The importance of having a self care plan for adults
Have you ever found yourself thinking heavy thoughts or feeling like ‘I am barely keeping my head above water’ and daydreaming about escaping it all to live on a mountain top or a remote island in the sun? You’re probably the perfect candidate for a self-care plan.
Resilience is the ability to adapt well in the face of adversity, like when you may be experiencing personal or family issues, serious health concerns, work stresses, money woes, or other challenges life throws at us. Resilience is not about not feeling negative emotions; it’s the ability to bounce back from challenges in spite of them. One of the most effective ways of building resilience is to focus on self-care. It is essential to take care of yourself. Just as you would look after a physical injury by seeking support and taking positive steps to ensure your recovery, the same is true for an emotional, psychological challenge or obstacle. Remember that the brain is just as ingenious as the human body when it comes to working out ways to mend itself.
What are the 4 types of self-care?
- Physical self-care
Focus on activities that help you to stay physically fit and healthy, and with enough energy to get through your work and personal commitments. Make exercise a priority. You know what they say; “healthy body, healthy mind”. This is especially important during challenging times. Try getting a minimum of 30 minutes of exercise that makes you breathe harder on all or most days of the week, whether it's walking, swimming, biking, working out at the gym or along with an exercise video, or even doing chores at home.
Get enough sleep |
Get regular physical activity |
Eat regular, well-balanced meals |
Reduce alcohol and caffeine consumption |
Release tension in healthy ways |
Balance work, play, and rest |
- Emotional self-care
Emotional self-care activities are anything that help you to feel clear-headed and able to intellectually engage with the professional challenges that are found in your work and personal life. Allow yourself to safely experience your full range of emotions without succumbing to them. Focus on telling yourself that the situation is temporary, no matter how difficult. Life has a tendency to ebb and flow in ways that are impossible to predict, and today’s negative thoughts could be tomorrow’s sunshine. Viewing the world like this can help you gain perspective and maintain momentum to work through the current circumstances.
Know your vulnerabilities |
Get help early on if you are feeling overwhelmed |
Use relaxation skills |
Participate in activities that give you joy |
Give yourself time to heal and renew |
Watch a funny movie |
- Spiritual self-care
This involves having a sense of perspective beyond the day-to-day of life. Remember that stressful events provide the most effective opportunities to learn and grow. Try to identify these stressful or difficult events and use them to help you in the future. For example, if you are dealing with significant financial concerns, try to understand the things that contributed to your situation and what you could do in the future to avoid repeating the same mistakes rather than beating yourself up about the current situation.
Find creative ways to express yourself |
Connect with nature |
Meditate |
Read inspirational works |
Practice gratitude |
Use religious and/or spiritual resources and communities |
- Social self-care
Social self-care is about maintaining healthy, supportive relationships, and ensuring you have diversity in your relationships so that you are not only connected to work people. Spending time with like-minded people outside of work can be a great way to establish new connections to people and the world at large. Even if circumstances seem beyond your control, connecting with others who feel similarly can help form an important bond. Exchanging life stories can lead to new ideas on ways to manage, take action, or cope with the curveballs of life. Doing so will make you realise you are not as alone as you may feel in the moment of stress.

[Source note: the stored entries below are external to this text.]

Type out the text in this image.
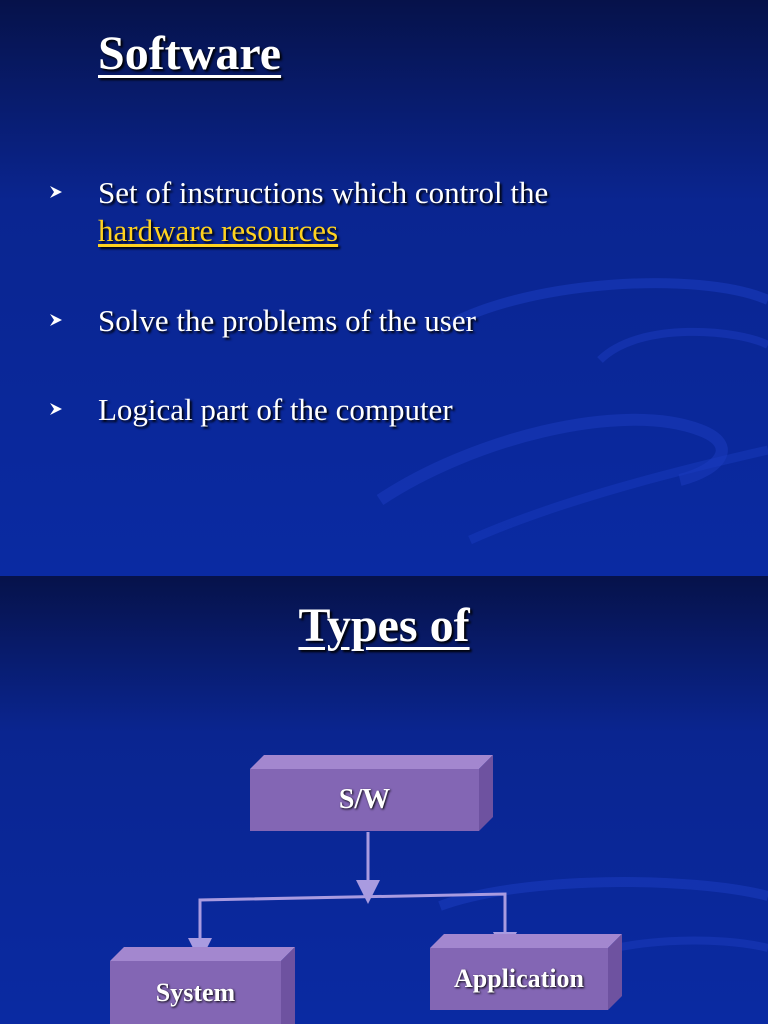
Software
Set of instructions which control the
hardware resources
Solve the problems of the user
Logical part of the computer
Types of
S/W
System	Application
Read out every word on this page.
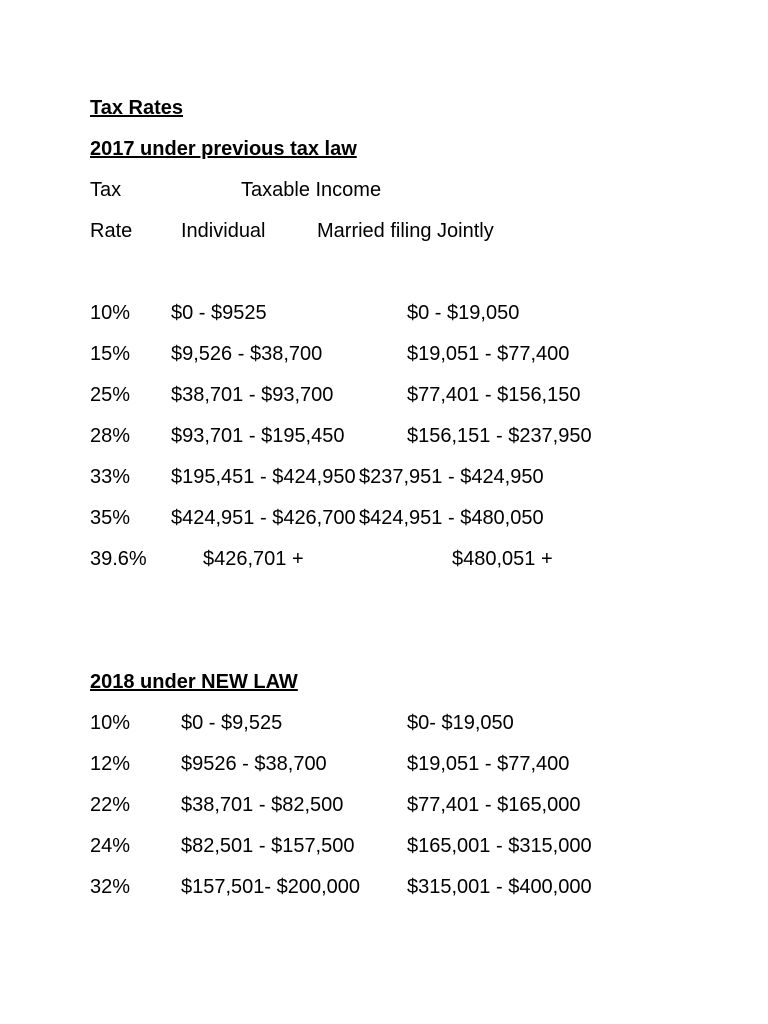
Tax Rates
2017 under previous tax law
Tax	Taxable Income
Rate Individual	Married filing Jointly
10% $0 - $9525	$0 - $19,050
15% $9,526 - $38,700	$19,051 - $77,400
25% $38,701 - $93,700	$77,401 - $156,150
28% $93,701 - $195,450	$156,151 - $237,950
33% $195,451 - $424,950 $237,951 - $424,950
35% $424,951 - $426,700 $424,951 - $480,050
39.6%	$426,701 +	$480,051 +
2018 under NEW LAW
10%	$0 - $9,525	$0- $19,050
12%	$9526 - $38,700	$19,051 - $77,400
22%	$38,701 - $82,500	$77,401 - $165,000
24%	$82,501 - $157,500	$165,001 - $315,000
32%	$157,501- $200,000 $315,001 - $400,000
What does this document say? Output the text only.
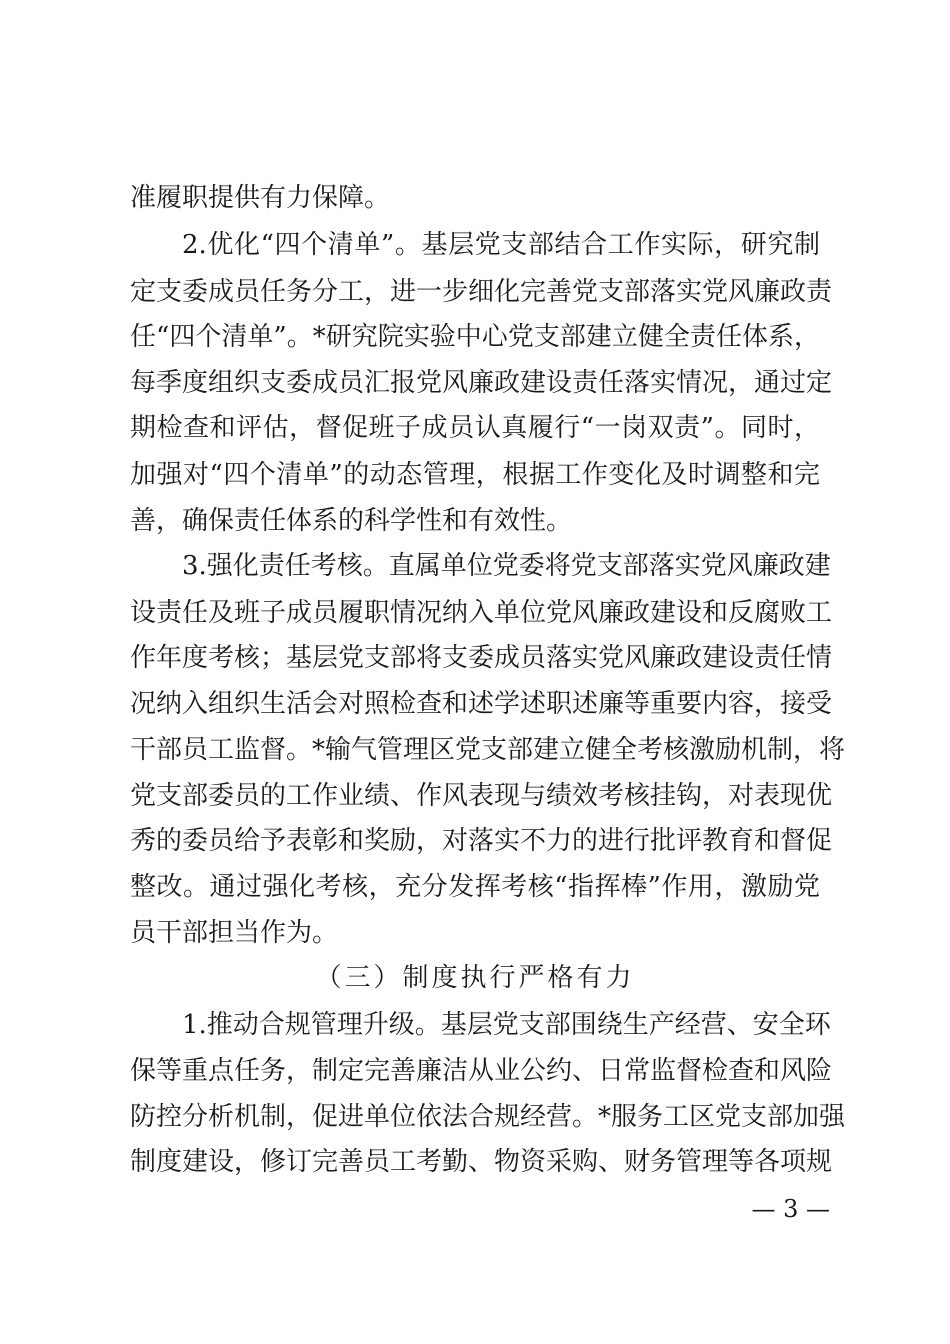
准履职提供有力保障。
2.优化“四个清单”。基层党支部结合工作实际，研究制
定支委成员任务分工，进一步细化完善党支部落实党风廉政责
任“四个清单”。*研究院实验中心党支部建立健全责任体系，
每季度组织支委成员汇报党风廉政建设责任落实情况，通过定
期检查和评估，督促班子成员认真履行“一岗双责”。同时，
加强对“四个清单”的动态管理，根据工作变化及时调整和完
善，确保责任体系的科学性和有效性。
3.强化责任考核。直属单位党委将党支部落实党风廉政建
设责任及班子成员履职情况纳入单位党风廉政建设和反腐败工
作年度考核；基层党支部将支委成员落实党风廉政建设责任情
况纳入组织生活会对照检查和述学述职述廉等重要内容，接受
干部员工监督。*输气管理区党支部建立健全考核激励机制，将
党支部委员的工作业绩、作风表现与绩效考核挂钩，对表现优
秀的委员给予表彰和奖励，对落实不力的进行批评教育和督促
整改。通过强化考核，充分发挥考核“指挥棒”作用，激励党
员干部担当作为。
（三）制度执行严格有力
1.推动合规管理升级。基层党支部围绕生产经营、安全环
保等重点任务，制定完善廉洁从业公约、日常监督检查和风险
防控分析机制，促进单位依法合规经营。*服务工区党支部加强
制度建设，修订完善员工考勤、物资采购、财务管理等各项规
— 3 —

Be aware of withdrawal and isolation |
See how work can offer support |
Make an effort to have fun |
Use friends and family and community for support |
Seek out others for social activities |
Help someone at work |
Developing a self-care plan
Self-care relates to what you do at work and outside of work to look after your holistic wellbeing in order to meet your personal and professional commitments along with maintaining a positive and strong mindset for the future. Self-care is a deeply personal matter and can take time and trying a number of different strategies to find what works for you. Everyone’s approach will be different, don’t dwell on negatives if it is taking you a while to find your feet. Ultimately, self-care is identifying activities that support your wellbeing.
What is a self-care workshop?
Interactive workshops run by Pathways to Resilience explore how stress impacts brain function. Throughout the program you will be shown how reflective tools can be used to bring into awareness the messages of the body and the impact of our thoughts and emotions on our wellbeing.

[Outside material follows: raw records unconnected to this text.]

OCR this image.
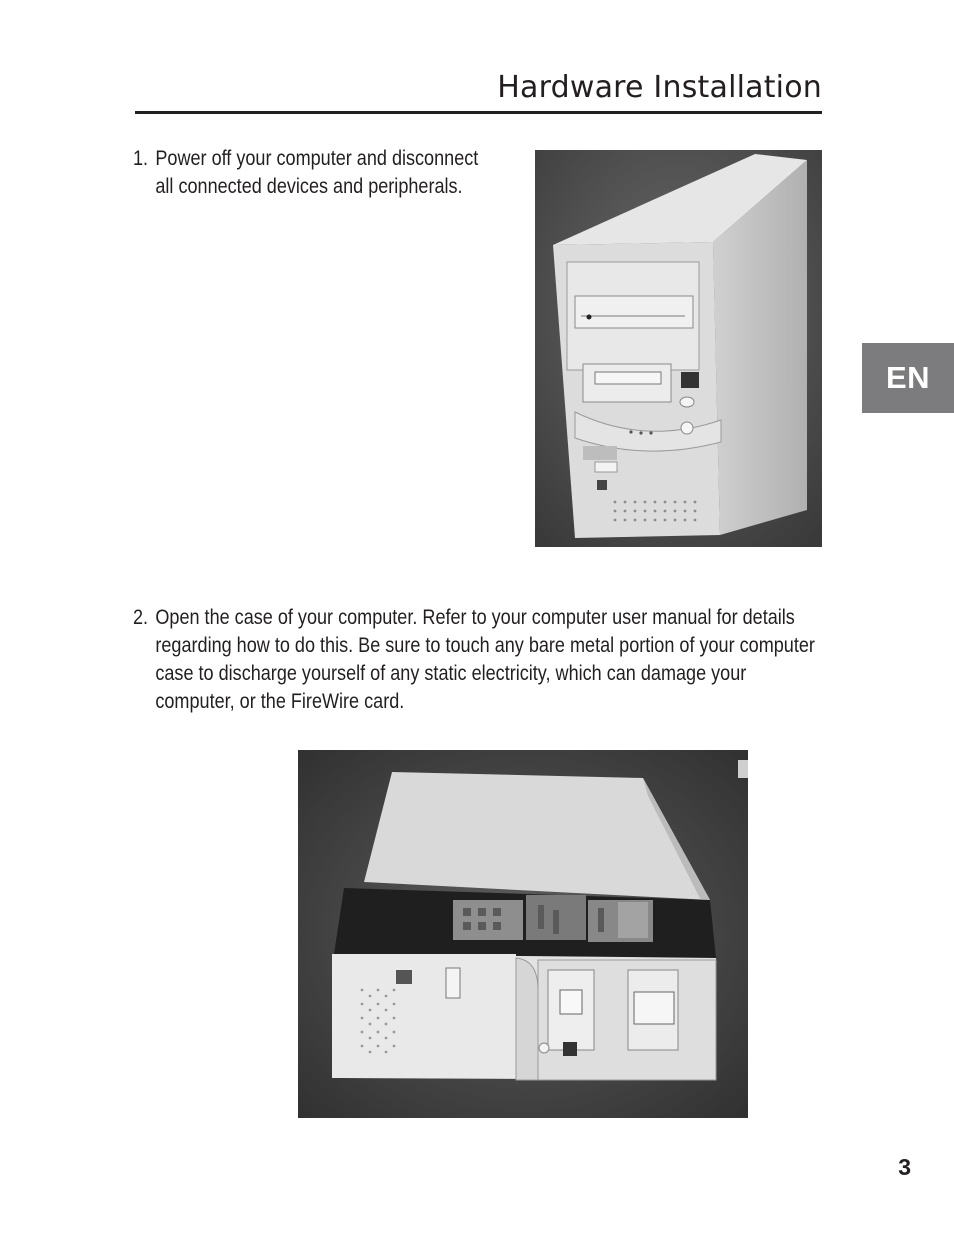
Hardware Installation
1. Power off your computer and disconnect all connected devices and peripherals.
2. Open the case of your computer. Refer to your computer user manual for details regarding how to do this. Be sure to touch any bare metal portion of your computer case to discharge yourself of any static electricity, which can damage your computer, or the FireWire card.
EN
3
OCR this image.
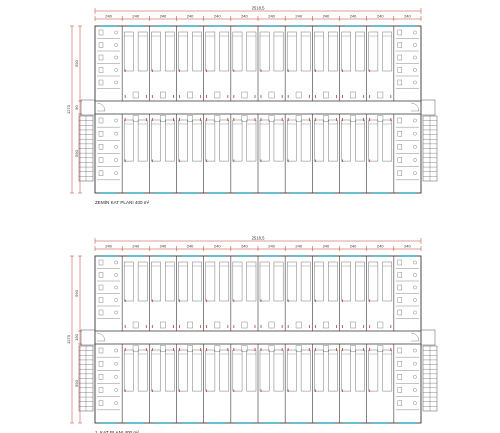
2518,5
240	240	240	240	240	240	240	240	240	240	240	240
1270
590
90
590
ZEMİN KAT PLANI 400 m²
2518,5
240	240	240	240	240	240	240	240	240	240	240	240
1270
590
190
590
1. KAT PLANI 400 m²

Once we have debunked the notion that ‘self-care is selfish’ we can open up to being able to use powerful tools to improve wellbeing, such as the practice of self-compassion and gratitude. Participants step through a number of processes, creative and cognitive, to experience the ability to change the way we think, feel and respond, increasing our capacity to regulate during stressful and overwhelming experiences. With the offer of practical short and long-term strategies in self-care, participants are able to work with a new grounded and connected way of being for both themselves and their classrooms.